28.12.12

Cette vie – Karel Schoeman



Publié en 1993 en Afrique du Sud, ce roman vient de faire l’objet d’une traduction magistrale et d’une publication aux Editions Phébus (2009). Karel Schoeman est un des plus grands écrivains vivants de son pays, blanc et solidaire du combats des Noirs d’Afrique du Sud. Son roman le plus connu est sans doute « La saison des adieux ».

Avec « Cette vie », c’est à la fois un roman intimiste et un témoignage historique qui nous est livré. L’auteur se glisse dans la peau d’une vieille femme, allongée sur son lit de mort. Dans les derniers moments encore lucides de son agonie, elle passe en revue sa vie. Une vie faite de solitude, de difficultés, de bouleversements et de conflits familiaux. Une vie qui aura scandé la fin du XIXe siècle, connu le développement rapide d’un pays essentiellement agricole, vu l’arrivée des mines de diamant et la guerre des Boers.

Parce que cette femme, intelligente mais silencieuse, est discrète au point d’en paraître invisible, toute sa vie elle aura assisté à des scènes, à des discussions ou, le plus souvent entendu quelques morceaux de phrases qui, peu à peu et enfin soudainement au moment de mourir, vont enfin prendre tout leur sens et éclairé une succession d’évènements jusque là demeurés incompréhensibles ou impossibles à accepter.
Isolée dans une ferme perdue dans le veld, dépendante d’une famille pauvre et blanche, soumise à une mère avaricieuse et revêche qui impose ses vues à un père silencieux, elle aura en charge très tôt l’éducation d’un jeune enfant, fruit d’un mariage hasardeux entre l’un de ses frères colériques et jaloux et une belle-sœur lumineuse et délurée. Parce que cette belle-sœur fut aimée de son autre plus jeune frère, joyeux et beau danseur, sans doute enlevée par ce dernier et que le mari disparut dans un accident tragique dont la responsabilité pourrait bien incomber au cadet, elle se retrouva à élever un enfant promis à hériter d’une ferme qui ne cesse de s’étendre.

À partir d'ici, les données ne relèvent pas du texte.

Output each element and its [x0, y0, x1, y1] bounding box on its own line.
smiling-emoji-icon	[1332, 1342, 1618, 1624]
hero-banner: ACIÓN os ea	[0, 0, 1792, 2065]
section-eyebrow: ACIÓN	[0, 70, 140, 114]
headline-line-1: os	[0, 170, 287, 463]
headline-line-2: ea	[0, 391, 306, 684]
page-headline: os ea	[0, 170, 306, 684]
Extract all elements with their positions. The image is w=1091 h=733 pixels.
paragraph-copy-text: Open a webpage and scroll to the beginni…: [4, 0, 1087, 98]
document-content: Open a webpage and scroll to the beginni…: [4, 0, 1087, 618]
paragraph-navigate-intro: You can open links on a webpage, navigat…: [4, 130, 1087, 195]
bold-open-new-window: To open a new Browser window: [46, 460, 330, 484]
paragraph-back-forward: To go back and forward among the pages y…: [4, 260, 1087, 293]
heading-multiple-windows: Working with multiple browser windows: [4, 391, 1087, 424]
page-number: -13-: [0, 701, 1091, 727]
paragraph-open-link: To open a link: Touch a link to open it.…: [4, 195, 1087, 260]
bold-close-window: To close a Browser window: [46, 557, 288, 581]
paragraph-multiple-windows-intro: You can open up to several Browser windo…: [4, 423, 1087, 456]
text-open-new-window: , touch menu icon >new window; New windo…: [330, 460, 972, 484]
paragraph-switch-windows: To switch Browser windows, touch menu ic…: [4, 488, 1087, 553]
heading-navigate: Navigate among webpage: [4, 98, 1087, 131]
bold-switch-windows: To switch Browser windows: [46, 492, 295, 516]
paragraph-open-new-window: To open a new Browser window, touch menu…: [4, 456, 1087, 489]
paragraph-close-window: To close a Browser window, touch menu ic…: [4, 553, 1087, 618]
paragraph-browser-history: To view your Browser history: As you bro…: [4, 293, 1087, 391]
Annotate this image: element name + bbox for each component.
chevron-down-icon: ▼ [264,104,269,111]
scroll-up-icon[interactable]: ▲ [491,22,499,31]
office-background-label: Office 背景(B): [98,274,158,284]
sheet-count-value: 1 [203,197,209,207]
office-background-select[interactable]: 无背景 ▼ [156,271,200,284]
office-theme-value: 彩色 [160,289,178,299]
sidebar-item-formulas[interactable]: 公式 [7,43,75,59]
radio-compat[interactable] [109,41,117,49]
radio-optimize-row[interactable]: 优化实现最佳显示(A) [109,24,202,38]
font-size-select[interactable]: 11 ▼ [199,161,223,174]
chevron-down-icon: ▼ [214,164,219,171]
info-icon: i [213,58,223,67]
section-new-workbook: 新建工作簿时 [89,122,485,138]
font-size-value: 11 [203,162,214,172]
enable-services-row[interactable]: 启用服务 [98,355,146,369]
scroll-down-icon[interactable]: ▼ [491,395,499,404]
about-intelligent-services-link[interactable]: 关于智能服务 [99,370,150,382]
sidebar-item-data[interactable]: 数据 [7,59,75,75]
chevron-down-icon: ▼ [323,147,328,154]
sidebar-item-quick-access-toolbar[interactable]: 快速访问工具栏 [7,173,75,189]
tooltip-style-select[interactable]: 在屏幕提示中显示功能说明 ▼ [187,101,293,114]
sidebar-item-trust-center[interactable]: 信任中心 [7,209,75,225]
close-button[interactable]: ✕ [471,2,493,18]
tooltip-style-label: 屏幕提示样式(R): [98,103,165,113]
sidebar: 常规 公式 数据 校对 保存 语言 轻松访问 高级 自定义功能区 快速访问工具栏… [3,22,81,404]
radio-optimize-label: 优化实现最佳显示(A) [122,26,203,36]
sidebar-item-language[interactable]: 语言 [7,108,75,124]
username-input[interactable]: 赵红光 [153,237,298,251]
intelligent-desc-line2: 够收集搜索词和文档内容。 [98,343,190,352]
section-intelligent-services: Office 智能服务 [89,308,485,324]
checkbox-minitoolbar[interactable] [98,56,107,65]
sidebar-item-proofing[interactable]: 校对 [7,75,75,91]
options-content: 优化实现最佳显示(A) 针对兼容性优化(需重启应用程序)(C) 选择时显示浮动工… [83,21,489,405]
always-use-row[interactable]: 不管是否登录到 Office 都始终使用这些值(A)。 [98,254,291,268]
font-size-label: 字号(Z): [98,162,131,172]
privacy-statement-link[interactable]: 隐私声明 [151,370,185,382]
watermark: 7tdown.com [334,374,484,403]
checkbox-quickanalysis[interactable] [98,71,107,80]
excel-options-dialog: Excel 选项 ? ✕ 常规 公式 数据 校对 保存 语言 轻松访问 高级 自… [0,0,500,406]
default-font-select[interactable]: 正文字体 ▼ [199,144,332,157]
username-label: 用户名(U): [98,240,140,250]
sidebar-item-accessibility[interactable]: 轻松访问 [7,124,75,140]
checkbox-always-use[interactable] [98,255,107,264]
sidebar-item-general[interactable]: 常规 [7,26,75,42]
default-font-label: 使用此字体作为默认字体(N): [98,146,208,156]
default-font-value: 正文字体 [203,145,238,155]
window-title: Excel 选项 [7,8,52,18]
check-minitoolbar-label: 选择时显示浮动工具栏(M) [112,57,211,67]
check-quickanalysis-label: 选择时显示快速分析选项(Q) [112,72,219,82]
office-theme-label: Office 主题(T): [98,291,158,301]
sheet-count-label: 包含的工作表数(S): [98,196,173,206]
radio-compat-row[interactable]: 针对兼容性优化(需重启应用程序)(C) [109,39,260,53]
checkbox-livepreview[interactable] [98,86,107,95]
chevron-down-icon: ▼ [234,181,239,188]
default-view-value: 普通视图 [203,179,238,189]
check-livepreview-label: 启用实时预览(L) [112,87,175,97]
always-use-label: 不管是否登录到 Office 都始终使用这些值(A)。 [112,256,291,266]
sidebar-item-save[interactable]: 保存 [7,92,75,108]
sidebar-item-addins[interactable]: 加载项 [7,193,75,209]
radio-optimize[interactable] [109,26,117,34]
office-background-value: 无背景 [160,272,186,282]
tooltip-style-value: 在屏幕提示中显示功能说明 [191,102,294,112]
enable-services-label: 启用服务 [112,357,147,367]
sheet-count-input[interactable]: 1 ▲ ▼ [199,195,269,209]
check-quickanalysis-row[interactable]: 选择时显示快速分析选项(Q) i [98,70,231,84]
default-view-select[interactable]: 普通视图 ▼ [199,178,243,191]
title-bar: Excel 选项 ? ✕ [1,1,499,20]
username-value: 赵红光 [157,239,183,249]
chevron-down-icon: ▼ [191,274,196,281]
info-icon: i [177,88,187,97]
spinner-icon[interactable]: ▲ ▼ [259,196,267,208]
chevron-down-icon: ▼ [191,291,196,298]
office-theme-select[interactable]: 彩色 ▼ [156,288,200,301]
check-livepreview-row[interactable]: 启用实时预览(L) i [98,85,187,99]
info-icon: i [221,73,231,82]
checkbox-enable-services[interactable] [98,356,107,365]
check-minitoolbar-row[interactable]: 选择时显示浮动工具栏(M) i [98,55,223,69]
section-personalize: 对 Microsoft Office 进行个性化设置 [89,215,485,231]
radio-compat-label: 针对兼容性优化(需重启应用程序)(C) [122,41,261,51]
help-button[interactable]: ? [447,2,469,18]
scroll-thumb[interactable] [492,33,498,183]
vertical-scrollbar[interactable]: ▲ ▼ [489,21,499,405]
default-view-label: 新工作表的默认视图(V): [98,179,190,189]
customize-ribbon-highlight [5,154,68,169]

Gagner de la terre se joue souvent à coups de fusil, en spoliant les plus pauvres des blancs, en les chassant sans ménagement. Accroître le bétail, repousser les limites du domaine reposent sur l’exploitation de domestiques noirs ou blancs qui bien qu’affranchis, vivent couchés sur le sol en terre battue au pied du lit des maîtres, ou au mieux dans de vagues cahutes en proie au dur climat fait d’un été brûlant et d’un hiver où il gèle à pierres fendre.

Nous allons suivre les transhumances hivernales en charriots le long de cols vaguement sillonnés de chemins hasardeux et assister aux mariages, aux décès, aux multiples misères qui ponctuent cette vie dure, essentielle, sans joie et faite de labeur et de peines. Nous allons descendre dans l’intimité d’une famille typique de ces paysans du veld, mangeant tout juste à leur faim, reclus dans une religion protestante qui ne laisse aucune place aux sentiments et pour lesquels la survie assurée à ceux dont ils dépendent donne tous les droits ou presque.

Avec l’enrichissement progressif de la famille et du pays, le pouvoir s’accroîtra et finira par bénéficier à cet enfant élevé par sa tante. Il deviendra député, poussé par une femme ambitieuse, hautaine et qui n’a aucun scrupule à exploiter cette vieille femme qui dépend d’elle.

Sans lyrisme mais grâce à une écriture limpide, essentielle, juste, K. Schoeman nous prend aux tripes et nous fait découvrir la vie démente, presque sauvage, de ces pionniers qui ont fondé le pays et dessiné les lignes d’un pouvoir longtemps laissé aux mains des seuls blancs. Le roman est vibrant mais glace d’effroi face aux épreuves endurées et à l’absence de toute lumière. Seule la mort peut délivrer de cette vie là.